Do not kill the OS process directly without first cancelling in FND — the database request record will remain in Running phase, blocking the queue from processing further requests.

Safe cancellation:

-- Connect as APPS user and cancel the request
EXEC FND_CONCURRENT.CANCEL_REQUEST(:request_id);
COMMIT;

If the request does not respond to CANCEL_REQUEST within 5 minutes, kill the OS process using os_process_id from the query above, then manually close the request record:

UPDATE fnd_concurrent_requests
SET phase_code = 'C',
    status_code = 'D',
    actual_completion_date = SYSDATE
WHERE request_id = :request_id;
COMMIT;

WF Mailer Performance Tuning

A growing WF Notification Mailer backlog manifests as users not receiving workflow notifications. Check the backlog:

SELECT COUNT(*), mail_status
FROM wf_notifications
WHERE status = 'OPEN'
GROUP BY mail_status;

MAIL status means pending outbound delivery. A count above a few hundred means the mailer is not keeping pace with notification volume.

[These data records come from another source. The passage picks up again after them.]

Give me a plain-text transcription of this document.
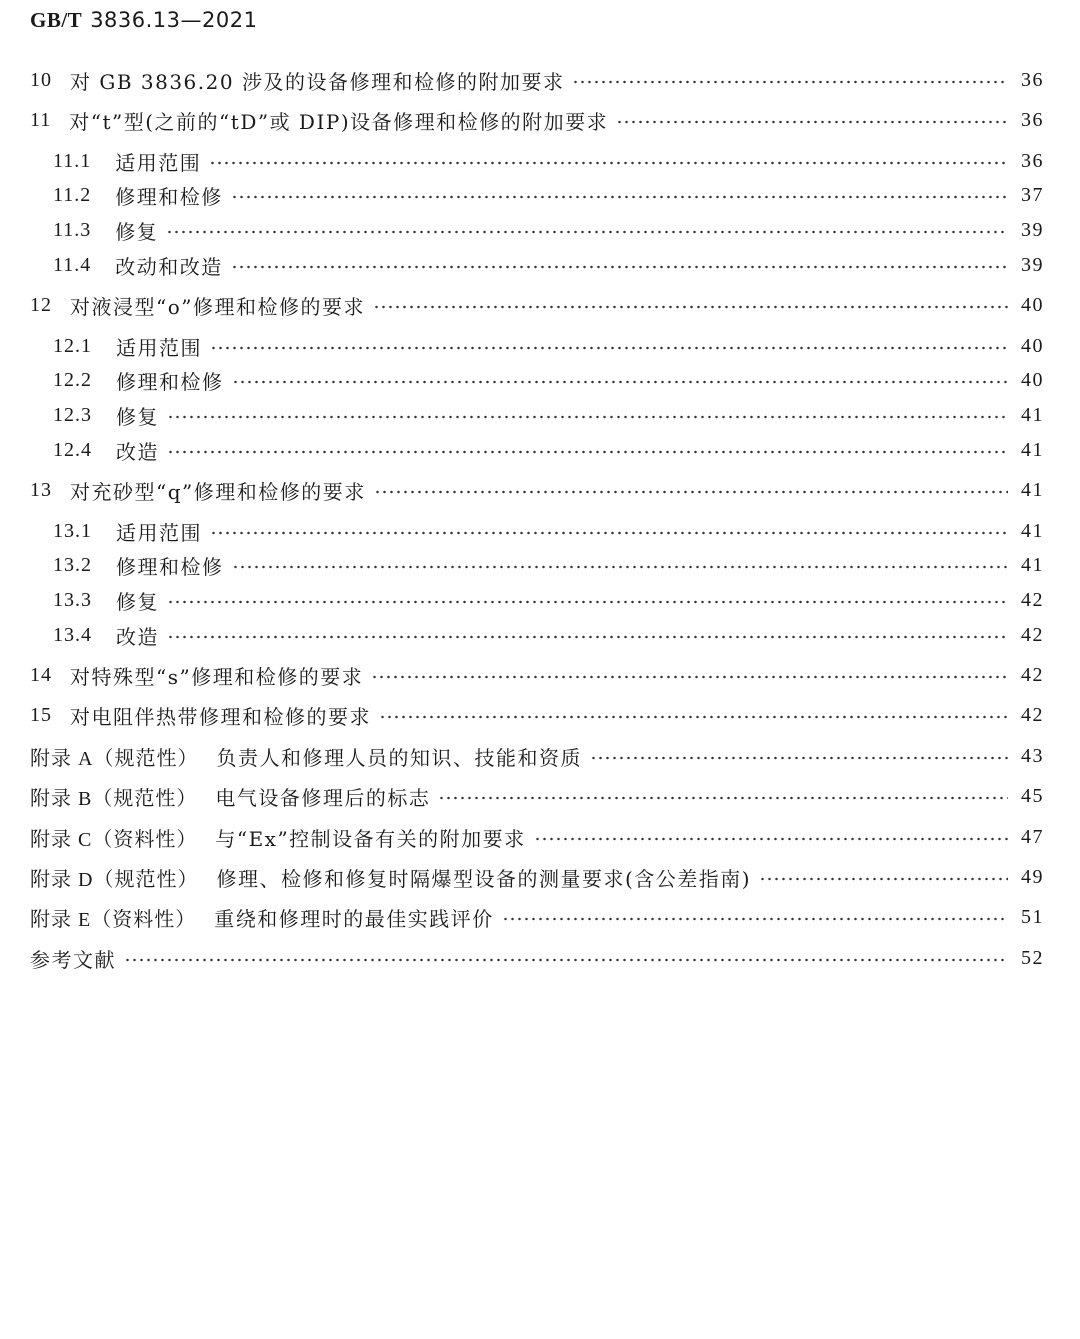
GB/T 3836.13—2021
10 对 GB 3836.20 涉及的设备修理和检修的附加要求	36
11 对“t”型(之前的“tD”或 DIP)设备修理和检修的附加要求	36
11.1 适用范围	36
11.2 修理和检修	37
11.3 修复	39
11.4 改动和改造	39
12 对液浸型“o”修理和检修的要求	40
12.1 适用范围	40
12.2 修理和检修	40
12.3 修复	41
12.4 改造	41
13 对充砂型“q”修理和检修的要求	41
13.1 适用范围	41
13.2 修理和检修	41
13.3 修复	42
13.4 改造	42
14 对特殊型“s”修理和检修的要求	42
15 对电阻伴热带修理和检修的要求	42
附录 A（规范性） 负责人和修理人员的知识、技能和资质	43
附录 B（规范性） 电气设备修理后的标志	45
附录 C（资料性） 与“Ex”控制设备有关的附加要求	47
附录 D（规范性） 修理、检修和修复时隔爆型设备的测量要求(含公差指南)	49
附录 E（资料性） 重绕和修理时的最佳实践评价	51
参考文献	52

Tuning parameters in Workflow Administrator → Notification Mailer → Advanced:

For a large backlog, temporarily increase out threads to 10, let the queue drain, then return to the steady-state value.

FND_STATS — When Stale Statistics Kill CM Performance

EBS ships with its own statistics utility, FND_STATS, which understands Oracle Applications table structures. Stale statistics on FND_CONCURRENT_REQUESTS — which can contain millions of rows on a busy system — cause the CM dequeue SQL to use full table scans instead of index lookups.

Check freshness:

SELECT table_name, last_analyzed, num_rows,
       ROUND(SYSDATE - last_analyzed, 0) days_since_analyze
FROM dba_tables
WHERE owner = 'APPS'
  AND table_name IN (
    'FND_CONCURRENT_REQUESTS', 'FND_CONCURRENT_PROCESSES',
    'FND_CONCURRENT_QUEUES', 'WF_NOTIFICATIONS',
    'WF_NOTIFICATION_ATTRIBUTES', 'WF_ITEMS'
  )
ORDER BY days_since_analyze DESC NULLS LAST;

Anything older than 14 days on a busy EBS instance is a performance risk. Gather stats on the critical tables:

EXEC FND_STATS.GATHER_TABLE_STATS('APPS', 'FND_CONCURRENT_REQUESTS');
EXEC FND_STATS.GATHER_TABLE_STATS('APPS', 'WF_NOTIFICATIONS');

Schedule the Gather Schema Statistics concurrent program weekly via the EBS concurrent manager, targeting the APPS schema with ESTIMATE_PERCENT=15. Running it at 100% on multi-million-row tables takes far longer without meaningfully better statistics.